Tuesday, May 26Reporting with Care

‘THERE IS MASSIVE OPPORTUNITY IN NIGERIA’S LUBRICANT SECTOR’ — LUPAN ES TELLS NCDMB SUMMIT

LAGOS — The lubricant industry has called for deeper engagement with the Nigerian Content Development and Monitoring Board (NCDMB) to reverse the sector’s heavy dependence on imported raw materials and stimulate local manufacturing capacity, describing the segment as one of the least recognised but strategically important components of Nigeria’s oil and gas value chain.

The call was made by the Executive Secretary of the Lubricant Producers Association of Nigeria (LUPAN), Mr. Emeka Obidike, during his presentation at the just-concluded NCDMB Nigerian Oil & Gas Midstream & Downstream Summit 2026 held from May 19 to 20 at Four Points by Sheraton, Lagos.

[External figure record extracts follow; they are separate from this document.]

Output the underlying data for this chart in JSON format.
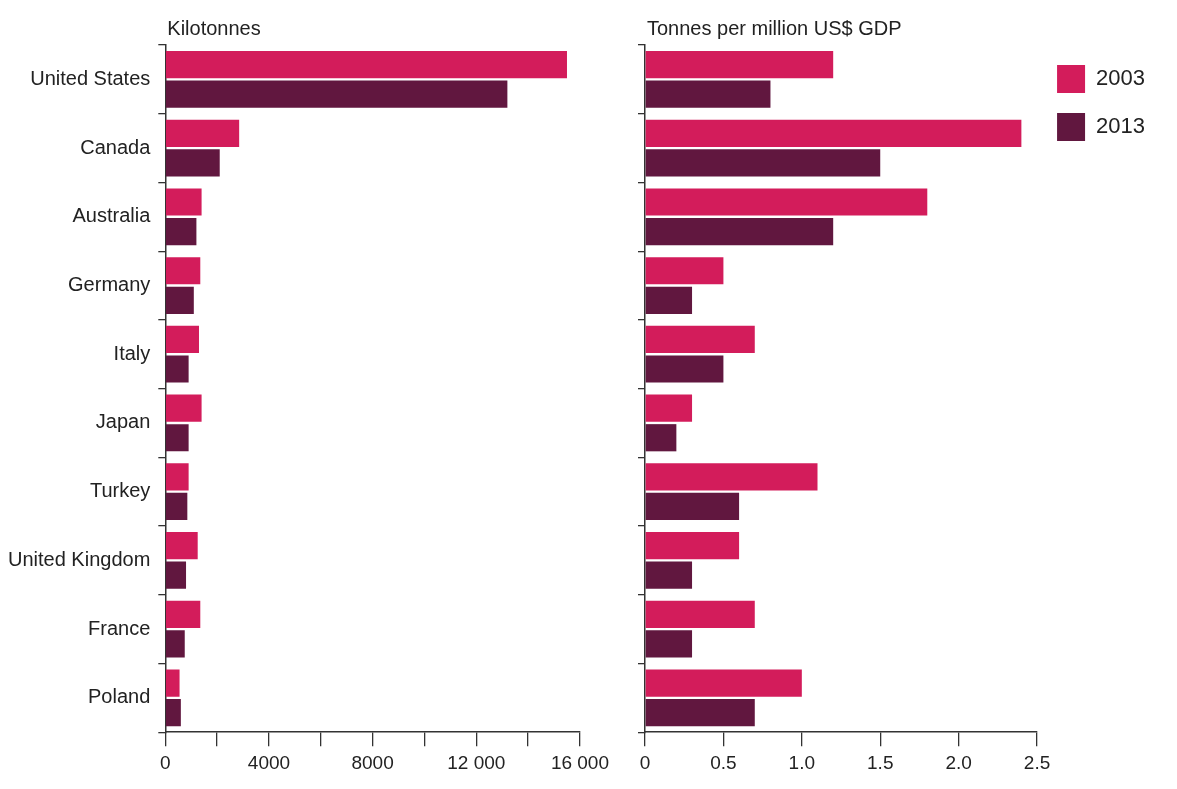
{
  "chart_data": [
    {
      "type": "bar",
      "orientation": "horizontal",
      "title": "Kilotonnes",
      "categories": [
        "United States",
        "Canada",
        "Australia",
        "Germany",
        "Italy",
        "Japan",
        "Turkey",
        "United Kingdom",
        "France",
        "Poland"
      ],
      "series": [
        {
          "color": "#d31c5b",
          "values": [
            15500,
            2850,
            1400,
            1350,
            1300,
            1400,
            900,
            1250,
            1350,
            550
          ]
        },
        {
          "color": "#61173f",
          "values": [
            13200,
            2100,
            1200,
            1100,
            900,
            900,
            850,
            800,
            750,
            600
          ]
        }
      ],
      "xlim": [
        0,
        16000
      ],
      "xticks": [
        0,
        {
          "value": 2000,
          "label": null
        },
        4000,
        {
          "value": 6000,
          "label": null
        },
        8000,
        {
          "value": 10000,
          "label": null
        },
        {
          "value": 12000,
          "label": "12 000"
        },
        {
          "value": 14000,
          "label": null
        },
        {
          "value": 16000,
          "label": "16 000"
        }
      ],
      "grid": false,
      "legend": false
    },
    {
      "type": "bar",
      "orientation": "horizontal",
      "title": "Tonnes per million US$ GDP",
      "categories": [
        null,
        null,
        null,
        null,
        null,
        null,
        null,
        null,
        null,
        null
      ],
      "series": [
        {
          "name": "2003",
          "color": "#d31c5b",
          "values": [
            1.2,
            2.4,
            1.8,
            0.5,
            0.7,
            0.3,
            1.1,
            0.6,
            0.7,
            1.0
          ]
        },
        {
          "name": "2013",
          "color": "#61173f",
          "values": [
            0.8,
            1.5,
            1.2,
            0.3,
            0.5,
            0.2,
            0.6,
            0.3,
            0.3,
            0.7
          ]
        }
      ],
      "xlim": [
        0,
        2.5
      ],
      "xticks": [
        0,
        0.5,
        {
          "value": 1,
          "label": "1.0"
        },
        1.5,
        {
          "value": 2,
          "label": "2.0"
        },
        2.5
      ],
      "grid": false,
      "legend": "top right",
      "tick_labels": "x"
    }
  ]
}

Addressing stakeholders, Obidike painted a picture of an industry rich in opportunities but constrained by structural dependence on imports, particularly for base oil stocks and additives — the two critical raw materials required for lubricant production.

According to him, Nigeria’s lubricant market has an estimated annual demand of about 600,000 metric tonnes, yet remains entirely dependent on imported inputs.

“There are importers and independent producers, but the industry remains 100 per cent import-dependent on major raw materials and additives,” he said, adding that this presents enormous investment opportunities for local production.

He disclosed that his participation at the summit was driven by a strategic decision to initiate engagement between lubricant industry players and the NCDMB, with a view to replicating the Board’s support model already extended to other segments of the oil and gas industry.

“When I was invited to this programme, I reached out to industry players and told them this was an opportunity to start a relationship with NCDMB. The lubricant industry cannot continue to rely entirely on imports,” he stated.

Obidike cautioned against resistance to future investments in domestic manufacturing, noting that industrial expansion should be embraced rather than viewed as a threat to existing operators.

“The day major investors come into the sector and establish manufacturing capacity, we should not complain that they are trying to kill the industry. Business follows opportunity,” he remarked.

The LUPAN chief also revealed that the association maintains close engagement with key government institutions including the Ministries of Finance and Industry, the Central Bank of Nigeria and the Nigeria Customs Service to push supportive policies for local production.

He suggested that fiscal instruments such as import duty adjustments could become critical policy levers once local additive manufacturing begins in-country.

“Once a company establishes additive manufacturing locally, we will encourage government to review import duties upward to protect domestic investments,” he said.

Currently, import duty on lubricants stands at about 30 per cent, he noted.

However, he acknowledged limitations posed by regional trade commitments, particularly within the West African sub-region, stressing that outright import bans may not be feasible.

Beyond policy issues, Obidike lamented what he described as the industry’s long-standing invisibility within broader oil and gas discourse.

“One thing I want to mention is that whenever people discuss the oil industry,  nobody remembers lubricants,” he said. “The entire sector needs to address this because there is opportunity here.”

His remarks underscore a broader conversation emerging from the summit around value-chain deepening, industrial localisation and the expansion of Nigerian content beyond upstream operations into midstream and downstream segments.

Rareview News Report analysis: The lubricant segment may not command the visibility of refining, gas processing or petrochemicals, but its strategic importance is difficult to ignore. Lubricants power virtually every industrial process — from automotive systems to heavy equipment and manufacturing plants. Yet, despite Nigeria’s ambition for industrial self-sufficiency, the country still imports virtually all critical lubricant inputs.

The challenge raised by LUPAN mirrors a wider issue across Nigeria’s industrial ecosystem: abundant market demand without corresponding local manufacturing depth. If NCDMB’s local content framework is successfully extended into the lubricant value chain, it could open a new frontier for industrial investment, import substitution and job creation.

For a country pursuing economic diversification, the lubricant industry may well be one of the quiet opportunities hiding in plain sight.